Funny -think I- that the most radicals are the youngsters, who never saw any repression nor knew dictatorship times. I guess it’s a matter of the indictrination they go through. When I go out, I see three moors clad in their colourful robes; obviously no tourists. This region has drawn a striking muslim invasion: cities are crammed-full of moors, and you find them even in the remotest village. This land will be eventually Islamized long before the Basques fulfill the cultural immersion they endeavour.
Ochandio stands right in the middle of a fish and wine route; so, when entering the restaurant, I already have in mind what I’m going to order: fish soup and grilled bass. The staff is kind and serviceable, food is good, but the wine… could have dyed a whole river.

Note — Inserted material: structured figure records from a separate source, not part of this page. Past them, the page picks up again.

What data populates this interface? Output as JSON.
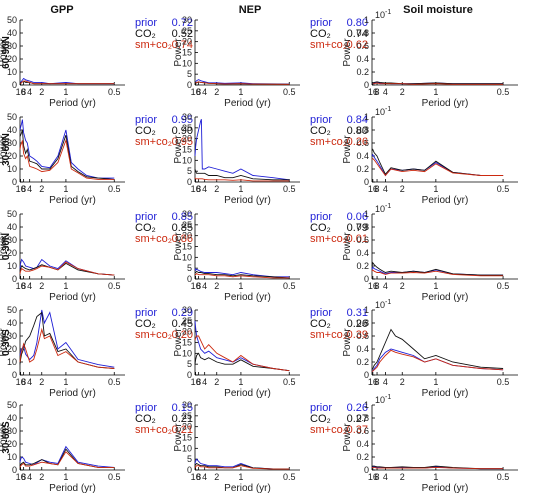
{
  "colors": {
    "prior": "#1f1fd6",
    "co2": "#111111",
    "smco2": "#cc2a10"
  },
  "chart_data": {
    "type": "line",
    "layout": "grid 5 rows x 3 columns",
    "columns": [
      "GPP",
      "NEP",
      "Soil moisture"
    ],
    "rows": [
      "60-90N",
      "30-60N",
      "0-30N",
      "0-30S",
      "30-60S"
    ],
    "xlabel": "Period (yr)",
    "ylabel": "Power",
    "x_scale": "reciprocal (frequency)",
    "x_ticks": [
      "16",
      "8",
      "4",
      "2",
      "1",
      "0.5"
    ],
    "x_tick_values": [
      16,
      8,
      4,
      2,
      1,
      0.5
    ],
    "exponent_label_x": "10",
    "exponent_label_sup": "-1",
    "columns_axes": [
      {
        "ylim": [
          0,
          50
        ],
        "yticks": [
          "0",
          "10",
          "20",
          "30",
          "40",
          "50"
        ]
      },
      {
        "ylim": [
          0,
          30
        ],
        "yticks": [
          "0",
          "5",
          "10",
          "15",
          "20",
          "25",
          "30"
        ]
      },
      {
        "ylim": [
          0,
          1
        ],
        "yticks": [
          "0",
          "0.2",
          "0.4",
          "0.6",
          "0.8",
          "1"
        ]
      }
    ],
    "legend_names": [
      "prior",
      "CO₂",
      "sm+co₂"
    ],
    "legend_values": {
      "GPP": [
        [
          "0.72",
          "0.52",
          "0.74"
        ],
        [
          "0.95",
          "0.90",
          "0.95"
        ],
        [
          "0.85",
          "0.85",
          "0.86"
        ],
        [
          "0.29",
          "0.45",
          "0.20"
        ],
        [
          "0.15",
          "0.21",
          "0.21"
        ]
      ],
      "NEP": [
        [
          "0.80",
          "0.74",
          "0.62"
        ],
        [
          "0.84",
          "0.80",
          "0.26"
        ],
        [
          "0.06",
          "0.79",
          "-0.01"
        ],
        [
          "0.31",
          "0.26",
          "0.39"
        ],
        [
          "0.26",
          "0.27",
          "0.37"
        ]
      ]
    },
    "series": [
      {
        "panel": "GPP 60-90N",
        "x": [
          16,
          12,
          8,
          6,
          4,
          3,
          2,
          1.5,
          1,
          0.8,
          0.5
        ],
        "prior": [
          2,
          3,
          5,
          4,
          3,
          2,
          2,
          1,
          2,
          1,
          1
        ],
        "co2": [
          1,
          2,
          3,
          2,
          2,
          1,
          1,
          1,
          1,
          1,
          1
        ],
        "smco2": [
          1,
          2,
          3,
          3,
          2,
          1,
          1,
          1,
          1,
          1,
          1
        ]
      },
      {
        "panel": "GPP 30-60N",
        "x": [
          20,
          16,
          12,
          10,
          8,
          6,
          5,
          4,
          3,
          2.5,
          2,
          1.5,
          1.2,
          1,
          0.9,
          0.8,
          0.7,
          0.6,
          0.5
        ],
        "prior": [
          40,
          42,
          45,
          48,
          38,
          32,
          30,
          20,
          18,
          16,
          12,
          11,
          20,
          40,
          15,
          10,
          5,
          3,
          3
        ],
        "co2": [
          35,
          36,
          38,
          40,
          28,
          22,
          25,
          16,
          15,
          14,
          10,
          10,
          18,
          36,
          12,
          8,
          4,
          3,
          2
        ],
        "smco2": [
          25,
          28,
          30,
          32,
          22,
          18,
          20,
          12,
          11,
          10,
          8,
          9,
          15,
          32,
          10,
          7,
          3,
          2,
          2
        ]
      },
      {
        "panel": "GPP 0-30N",
        "x": [
          20,
          16,
          12,
          8,
          6,
          4,
          3,
          2.5,
          2,
          1.5,
          1.2,
          1,
          0.8,
          0.6,
          0.5
        ],
        "prior": [
          8,
          12,
          15,
          13,
          10,
          9,
          8,
          9,
          15,
          10,
          8,
          14,
          8,
          4,
          3
        ],
        "co2": [
          6,
          8,
          10,
          9,
          8,
          7,
          8,
          9,
          11,
          9,
          7,
          12,
          7,
          4,
          3
        ],
        "smco2": [
          4,
          6,
          8,
          7,
          6,
          6,
          7,
          8,
          10,
          9,
          7,
          13,
          8,
          4,
          3
        ]
      },
      {
        "panel": "GPP 0-30S",
        "x": [
          20,
          16,
          12,
          8,
          6,
          4,
          3,
          2.5,
          2,
          1.8,
          1.5,
          1.2,
          1,
          0.8,
          0.6,
          0.5
        ],
        "prior": [
          15,
          18,
          20,
          22,
          16,
          12,
          15,
          25,
          50,
          40,
          48,
          20,
          25,
          12,
          8,
          6
        ],
        "co2": [
          8,
          12,
          16,
          20,
          26,
          30,
          38,
          45,
          48,
          30,
          32,
          18,
          20,
          10,
          6,
          5
        ],
        "smco2": [
          10,
          15,
          18,
          24,
          20,
          10,
          12,
          20,
          35,
          28,
          30,
          15,
          18,
          10,
          6,
          5
        ]
      },
      {
        "panel": "GPP 30-60S",
        "x": [
          20,
          16,
          12,
          8,
          6,
          4,
          3,
          2,
          1.5,
          1.2,
          1,
          0.8,
          0.6,
          0.5
        ],
        "prior": [
          6,
          8,
          10,
          9,
          6,
          5,
          4,
          8,
          6,
          5,
          18,
          6,
          3,
          2
        ],
        "co2": [
          3,
          4,
          5,
          6,
          4,
          4,
          5,
          8,
          5,
          4,
          16,
          5,
          2,
          2
        ],
        "smco2": [
          2,
          3,
          4,
          5,
          3,
          3,
          4,
          6,
          5,
          4,
          14,
          5,
          2,
          2
        ]
      },
      {
        "panel": "NEP 60-90N",
        "x": [
          16,
          12,
          8,
          6,
          4,
          3,
          2,
          1.5,
          1,
          0.8,
          0.5
        ],
        "prior": [
          1.5,
          2,
          2.5,
          2,
          1.5,
          1,
          1,
          0.8,
          1,
          0.6,
          0.4
        ],
        "co2": [
          0.8,
          1,
          1.5,
          1.2,
          1,
          0.8,
          0.6,
          0.5,
          0.6,
          0.4,
          0.3
        ],
        "smco2": [
          1,
          1.2,
          1.5,
          1.2,
          1,
          0.8,
          0.6,
          0.5,
          0.6,
          0.4,
          0.3
        ]
      },
      {
        "panel": "NEP 30-60N",
        "x": [
          20,
          16,
          12,
          8,
          6,
          5.5,
          5,
          4,
          3,
          2,
          1.5,
          1.2,
          1,
          0.8,
          0.6,
          0.5
        ],
        "prior": [
          12,
          16,
          20,
          24,
          28,
          29,
          6,
          6,
          7,
          6,
          5,
          4,
          6,
          3,
          2,
          1
        ],
        "co2": [
          6,
          5,
          4,
          4,
          4,
          4,
          4,
          4,
          3,
          3,
          2,
          2,
          3,
          1.5,
          1,
          1
        ],
        "smco2": [
          2,
          1.5,
          1.5,
          1.5,
          1.5,
          1.5,
          1.5,
          1.2,
          1,
          1,
          1,
          0.8,
          1,
          0.5,
          0.5,
          0.5
        ]
      },
      {
        "panel": "NEP 0-30N",
        "x": [
          20,
          16,
          12,
          8,
          6,
          4,
          3,
          2,
          1.5,
          1.2,
          1,
          0.8,
          0.6,
          0.5
        ],
        "prior": [
          5,
          4,
          4.5,
          4,
          3.5,
          3,
          3,
          3,
          2.5,
          2,
          3,
          2,
          1,
          1
        ],
        "co2": [
          3,
          3,
          3.5,
          3,
          3,
          2.5,
          2.5,
          2,
          2,
          1.5,
          2,
          1.5,
          1,
          0.5
        ],
        "smco2": [
          2,
          2,
          2.5,
          2,
          2,
          2,
          2,
          1.5,
          1.5,
          1,
          1.5,
          1,
          0.5,
          0.5
        ]
      },
      {
        "panel": "NEP 0-30S",
        "x": [
          20,
          16,
          12,
          8,
          6,
          4,
          3,
          2,
          1.5,
          1.2,
          1,
          0.8,
          0.6,
          0.5
        ],
        "prior": [
          25,
          22,
          18,
          15,
          12,
          10,
          11,
          8,
          7,
          6,
          8,
          5,
          3,
          2
        ],
        "co2": [
          5,
          7,
          9,
          10,
          8,
          7,
          8,
          6,
          5,
          5,
          7,
          4,
          3,
          2
        ],
        "smco2": [
          16,
          17,
          18,
          18,
          16,
          12,
          14,
          10,
          8,
          6,
          9,
          5,
          3,
          2
        ]
      },
      {
        "panel": "NEP 30-60S",
        "x": [
          20,
          16,
          12,
          8,
          6,
          4,
          3,
          2,
          1.5,
          1.2,
          1,
          0.8,
          0.6,
          0.5
        ],
        "prior": [
          3,
          4,
          5,
          4,
          3,
          2.5,
          2,
          2,
          1.5,
          1.5,
          3,
          1,
          0.5,
          0.5
        ],
        "co2": [
          2,
          2.5,
          3,
          2.5,
          2,
          2,
          1.5,
          1.5,
          1,
          1,
          2.5,
          1,
          0.5,
          0.5
        ],
        "smco2": [
          1,
          1.5,
          2,
          2,
          1.5,
          1.5,
          1,
          1,
          1,
          1,
          2,
          0.8,
          0.4,
          0.4
        ]
      },
      {
        "panel": "Soil moisture 60-90N",
        "x": [
          16,
          12,
          8,
          6,
          4,
          3,
          2,
          1.5,
          1,
          0.8,
          0.5
        ],
        "prior": [
          0.02,
          0.03,
          0.04,
          0.03,
          0.03,
          0.02,
          0.02,
          0.02,
          0.03,
          0.02,
          0.02
        ],
        "co2": [
          0.03,
          0.04,
          0.05,
          0.04,
          0.03,
          0.03,
          0.02,
          0.02,
          0.03,
          0.02,
          0.02
        ],
        "smco2": [
          0.02,
          0.02,
          0.03,
          0.02,
          0.02,
          0.02,
          0.02,
          0.01,
          0.02,
          0.01,
          0.01
        ]
      },
      {
        "panel": "Soil moisture 30-60N",
        "x": [
          20,
          16,
          12,
          8,
          6,
          4,
          3,
          2,
          1.5,
          1.2,
          1,
          0.8,
          0.6,
          0.5
        ],
        "prior": [
          0.4,
          0.42,
          0.38,
          0.32,
          0.25,
          0.1,
          0.2,
          0.18,
          0.2,
          0.18,
          0.3,
          0.15,
          0.1,
          0.1
        ],
        "co2": [
          0.48,
          0.5,
          0.45,
          0.4,
          0.3,
          0.12,
          0.22,
          0.18,
          0.2,
          0.18,
          0.32,
          0.15,
          0.1,
          0.1
        ],
        "smco2": [
          0.35,
          0.36,
          0.34,
          0.28,
          0.22,
          0.1,
          0.2,
          0.16,
          0.18,
          0.16,
          0.28,
          0.14,
          0.1,
          0.1
        ]
      },
      {
        "panel": "Soil moisture 0-30N",
        "x": [
          20,
          16,
          12,
          8,
          6,
          4,
          3,
          2,
          1.5,
          1.2,
          1,
          0.8,
          0.6,
          0.5
        ],
        "prior": [
          0.15,
          0.18,
          0.16,
          0.14,
          0.12,
          0.08,
          0.1,
          0.1,
          0.12,
          0.1,
          0.14,
          0.08,
          0.06,
          0.06
        ],
        "co2": [
          0.2,
          0.25,
          0.22,
          0.18,
          0.15,
          0.1,
          0.12,
          0.1,
          0.12,
          0.1,
          0.15,
          0.08,
          0.06,
          0.06
        ],
        "smco2": [
          0.12,
          0.14,
          0.12,
          0.1,
          0.1,
          0.07,
          0.09,
          0.09,
          0.1,
          0.09,
          0.12,
          0.07,
          0.05,
          0.05
        ]
      },
      {
        "panel": "Soil moisture 0-30S",
        "x": [
          20,
          16,
          12,
          8,
          6,
          4,
          3,
          2.5,
          2,
          1.5,
          1.2,
          1,
          0.8,
          0.6,
          0.5
        ],
        "prior": [
          0.05,
          0.06,
          0.1,
          0.15,
          0.25,
          0.35,
          0.4,
          0.38,
          0.35,
          0.3,
          0.2,
          0.25,
          0.15,
          0.1,
          0.08
        ],
        "co2": [
          0.08,
          0.1,
          0.15,
          0.2,
          0.3,
          0.5,
          0.7,
          0.6,
          0.55,
          0.4,
          0.25,
          0.3,
          0.2,
          0.12,
          0.1
        ],
        "smco2": [
          0.05,
          0.06,
          0.08,
          0.12,
          0.2,
          0.3,
          0.38,
          0.35,
          0.32,
          0.28,
          0.2,
          0.25,
          0.15,
          0.1,
          0.08
        ]
      },
      {
        "panel": "Soil moisture 30-60S",
        "x": [
          20,
          16,
          12,
          8,
          6,
          4,
          3,
          2,
          1.5,
          1.2,
          1,
          0.8,
          0.6,
          0.5
        ],
        "prior": [
          0.04,
          0.05,
          0.05,
          0.04,
          0.04,
          0.03,
          0.03,
          0.04,
          0.03,
          0.03,
          0.05,
          0.03,
          0.02,
          0.02
        ],
        "co2": [
          0.05,
          0.06,
          0.06,
          0.05,
          0.05,
          0.04,
          0.04,
          0.05,
          0.04,
          0.04,
          0.06,
          0.04,
          0.02,
          0.02
        ],
        "smco2": [
          0.03,
          0.04,
          0.04,
          0.03,
          0.03,
          0.03,
          0.03,
          0.03,
          0.03,
          0.03,
          0.04,
          0.03,
          0.02,
          0.02
        ]
      }
    ]
  }
}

For a coffe I go to yet another bar, in the other end of the street. A young, pretty and very nice waitress tends to me. She also talks in Basque with the locals, while serving me a very aromatic coffe. I drink it outside, sitting at one of the street tables. The place, the temperature and the atmosphere make me feel like in one of those beautiful and tidy French towns. Only cheaper and closer.
A last walk, a few more shots, and I go back where Rosaura is waiting for me. Helmet, gloves, starter, and I take the way back home, enjoying the landscape, the road bends, the autumn colours and the sweet scent of wet earth.